In particolare, i rimedi che alcuni terapeuti hanno scoperto sono ostacoli naturali o situazioni al limite che vanno affrontati. Queste strategie possono essere deliberatamente pianificate e utilizzate con i “giovani annoiati”: programmi di formazione nella natura, impiegandoli come bagnini, mettendoli di fronte a vari pericoli, per uscire da vicoli ciechi, trovare soluzioni, e così via.[3]

Inoltre, è emerso che il risveglio da questo disturbo può essere causato anche da eventi drastici di un’epoca (rivoluzioni, guerre, crisi), dal lavoro creativo, da incidenti o malattie che ti mettono tra la vita e la morte, e dalla conversione religiosa che dona pace all’anima, anziché torpore. Una visione che richiede un ripensamento del valore della vita e del tempo, una rinascita della gioia di affrontare esperienze diverse, non solo piacevoli, anche dolorose o disturbanti ma costitutive di ogni essere umano nella sua completezza.

Evitare lo sforzo e la sofferenza è la prima causa della fragilità e dell’involuzione spirituale di una persona. La noia di una vita tiepida ne è solo un effetto. La spiegazione sta nel fatto che il costante desiderio di progredire, di migliorare come essere umano, rende impossibile uno stato di disappunto e disillusione. Semplicemente si genera una trasformazione mentale, un cambiamento della qualità della vita. Si diventa umani accettando che l’impegno, il dolore e il desiderio di superare gli ostacoli sono la prerogativa di ogni persona per raggiungere qualcosa, per conquistare un territorio della realtà, per creare un mondo. Così Lorenz lancia l’allarme sullo stato di rischio che l’umanità ha raggiunto: “Non mancano gli ostacoli da superare se l’umanità non vuole perire, e sormontarli è una sfida sufficiente per fornire a ciascuno di noi adeguate possibilità di dimostrare il proprio valore e merito. Sarebbe un compito educativo gratificante fare in modo che i giovani ne siano consapevoli”.[4]

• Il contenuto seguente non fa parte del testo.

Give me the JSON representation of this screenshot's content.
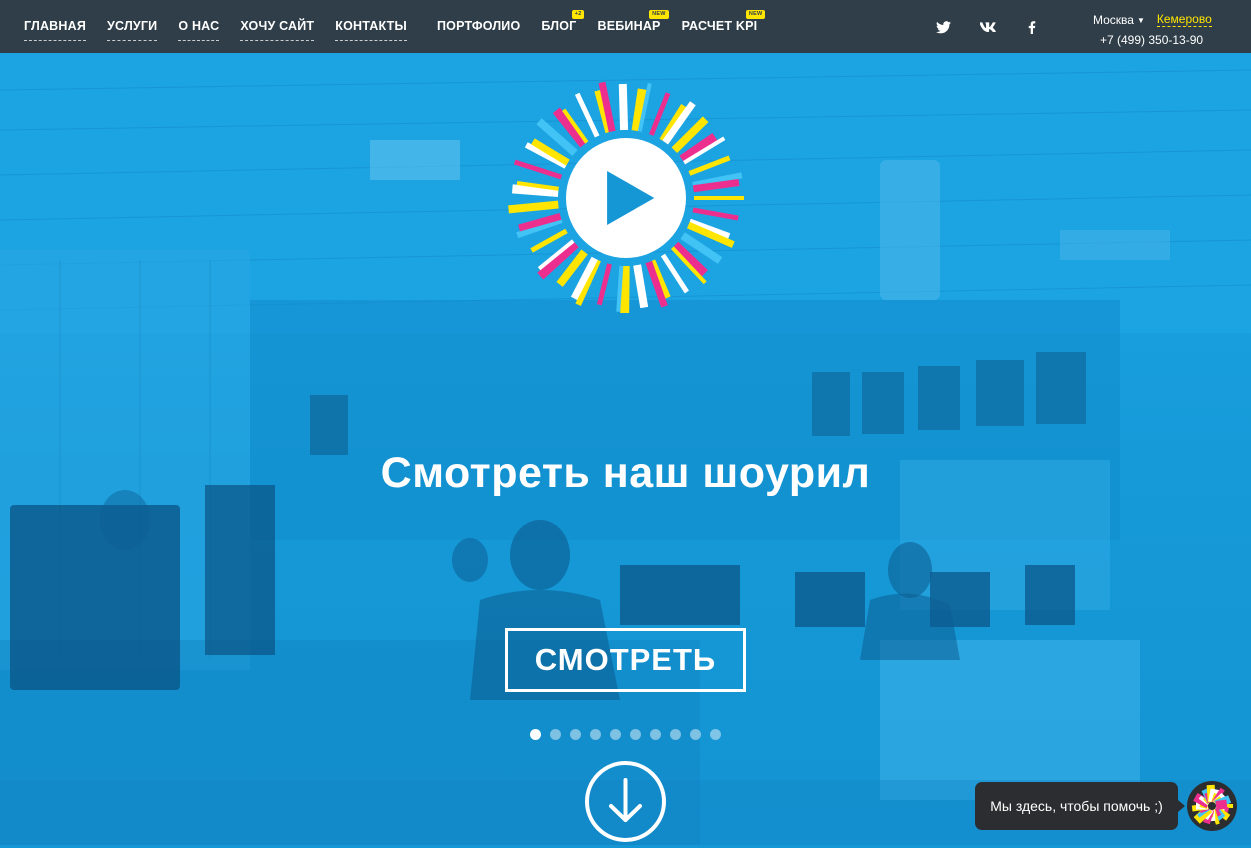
{
  "nav": {
    "left_items": [
      {
        "label": "ГЛАВНАЯ"
      },
      {
        "label": "УСЛУГИ"
      },
      {
        "label": "О НАС"
      },
      {
        "label": "ХОЧУ САЙТ"
      },
      {
        "label": "КОНТАКТЫ"
      }
    ],
    "mid_items": [
      {
        "label": "ПОРТФОЛИО",
        "badge": ""
      },
      {
        "label": "БЛОГ",
        "badge": "+2"
      },
      {
        "label": "ВЕБИНАР",
        "badge": "NEW"
      },
      {
        "label": "РАСЧЕТ KPI",
        "badge": "NEW"
      }
    ]
  },
  "social": {
    "icons": [
      "twitter-icon",
      "vk-icon",
      "facebook-icon"
    ]
  },
  "city": {
    "current": "Москва",
    "alternate": "Кемерово",
    "phone": "+7 (499) 350-13-90"
  },
  "hero": {
    "title": "Смотреть наш шоурил",
    "button_label": "СМОТРЕТЬ",
    "slides_count": 10,
    "active_slide": 1
  },
  "chat": {
    "message": "Мы здесь, чтобы помочь ;)"
  },
  "colors": {
    "topbar": "#2f3e48",
    "hero_blue": "#1597d6",
    "accent_yellow": "#ffe500",
    "accent_pink": "#ec2f8f"
  }
}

L’istruzione, quindi, ha un ruolo cruciale nel cambiare l’attuale e scoraggiante mentalità del modo di vivere. È una responsabilità dei genitori e dei nonni, principalmente, e poi della scuola, per due motivi: poiché le abitudini sulla maniera di trascorrere il tempo si formano fin dalla tenera età, e perché il tempo per l’istruzione in questo senso è più probabile che sia gestito dai membri della famiglia che dagli insegnanti. Padre Arsenie Boca ha raccontato un episodio[5] della sua infanzia; suo padre gli impartì la lezione più importante quando chiese di promettere che non avrebbe mai sprecato tempo nella sua vita. La sua esistenza si è completata poi con il modello cristiano che non lasciava spazio a perdite di tempo.

Il Salvatore è l’esempio per eccellenza della totale fecondità della vita, della realizzazione sapiente, della vittoria su tutti gli ostacoli, della gloria eterna. E l’esistenza di coloro che hanno Gesù come esempio è caratterizzata, secondo la sua promessa, dalla “pienezza” (Giovanni 10:10).

(Corina Matei è giornalista, scrittrice e professoressa di filosofia all’Università di Bucarest. Conduce anche un programma televisivo sulla rete romena Speranta TV)

Note
[1] Nel film “Tempi moderni”.
[2] K. Lorenz, Civilized Man’s Eight Deadly Sins (Gli otto peccati capitali della nostra civiltà), 1973, p. 40.
[3] Ivi, pp. 41-42.
[4] Ivi, p. 42.
[5] Padre Arsenie Boca, Obiectivul Bratu (Target Bratu), Bucarest, Sophia Publishing House, 2009.